Так и шла эта мучительная повесть до самого конца. Динни отложила неразборчивые, пожелтевшие записи и облокотилась на подоконник. Тишина и холодный свет за окном отрезвили ее. Пыл ее охладел. Хьюберт прав. Зачем выставлять напоказ душу? Нет! Только не это. Личные связи – другое дело, к ним придется прибегнуть; и уж тут-то она для него постарается!
Глава четвертая
Адриан Черрел был одним из тех любителей деревенской жизни, что постоянно живут в городе. Работа удерживала его в Лондоне, где он опекал целую коллекцию останков доисторического человека. Он задумчиво взирал на челюсть из Новой Гвинеи, получившую восторженные отзывы в печати, и говорил себе: «Очередная шумиха! Просто низший тип Homo sapiens[6]», – когда швейцар доложил:
– Вас спрашивает молодая дама, сэр, – кажется, мисс Черрел.
– Пусть войдет, Джеймс, – сказал он и подумал: «Динни? Как ее сюда занесло?»
– А! Динни! Канробер утверждает, что это челюсть яванского питекантропа, Моклей – эоантропа, а Элдон П. Бэрбенк – австралопитека. А я говорю – sapiens: взгляни на коренной зуб.
– Вижу, дядя Адриан.
– Совсем как у человека. У этого типа болели зубы. Зубная боль – признак высокоразвитой культуры. Недаром росписи Альтамиры были найдены в пещерах кроманьонской эпохи. Этот парень, безусловно, Homo sapiens.
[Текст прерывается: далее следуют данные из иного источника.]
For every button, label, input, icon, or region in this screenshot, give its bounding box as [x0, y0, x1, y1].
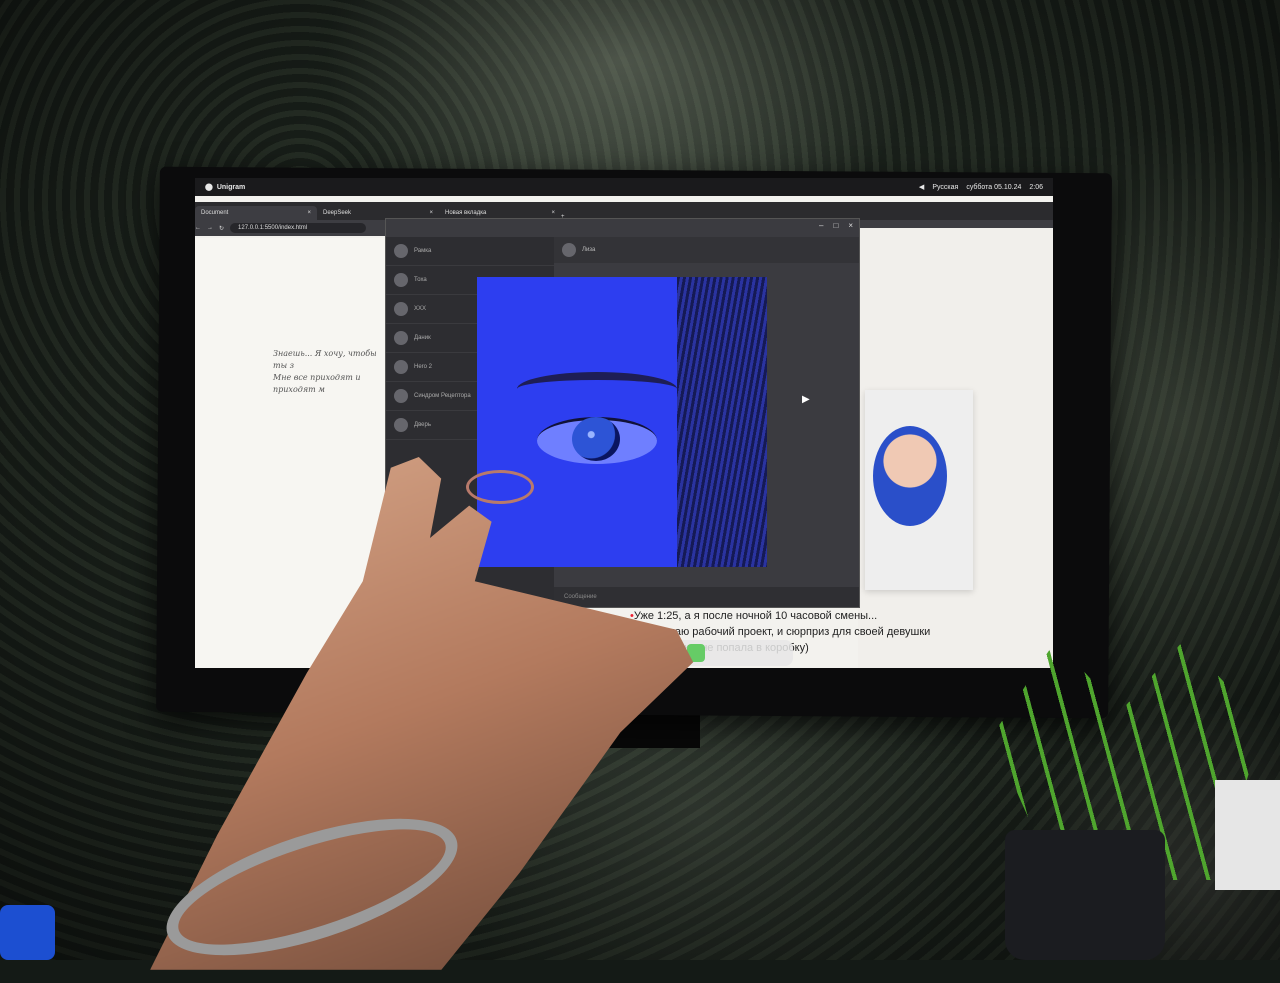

– Зубная боль – признак культуры? Забавно! Я приехала в город поговорить с дядей Хилери и дядей Лоренсом, но подумала, – если сначала мы с тобой пообедаем, я буду чувствовать себя увереннее.
– Ну тогда пойдем в кафе «Болгария», – сказал Адриан.
– Почему?
– Потому что там пока еще хорошо кормят. Это новый ресторан, там пропагандируют все болгарское и мы сможем пообедать вкусно и дешево. Хочешь попудрить нос?
– Хочу.
– Тогда иди вон туда.
Дожидаясь племянницы, Адриан стоял, поглаживая козлиную бородку, и прикидывал, что можно заказать на восемнадцать шиллингов шесть пенсов; он был государственным служащим без собственных средств, и у него редко оказывалось в кармане больше одного фунта стерлингов.
– Дядя Адриан, – спросила Динни, когда они сидели за глазуньей по-болгарски, – что ты знаешь о профессоре Халлорсене?
– Это тот, который собирался открыть в Боливии первые очаги цивилизации? Да, и взял с собой Хьюберта.
– А! Но, кажется, бросил его где-то по дороге.
– Ты с ним знаком?
– Да. Я познакомился с ним в тысяча девятьсот двадцатом году, мы вместе поднимались на Малого Грешника в Доломитах.
– Он тебе понравился?
– Нет.
– Почему?
– Видишь ли, он был вызывающе молод, обогнал меня и первым взобрался на вершину… Он чем-то напоминал мне бейсбол. Ты видела когда-нибудь, как играют в бейсбол?
– Нет.
– А я однажды видел, в Вашингтоне. Они поносят противника, чтобы его расстроить. Обзывают сосунком, ловкачом и президентом Вильсоном, – словом, всем, что только в голову придет, – как раз, когда он собирается ударить по мячу. Такой уж у них обычай. Лишь бы выиграть, любой ценой.
– А ты сам разве не думаешь, что главное – выиграть, любой ценой?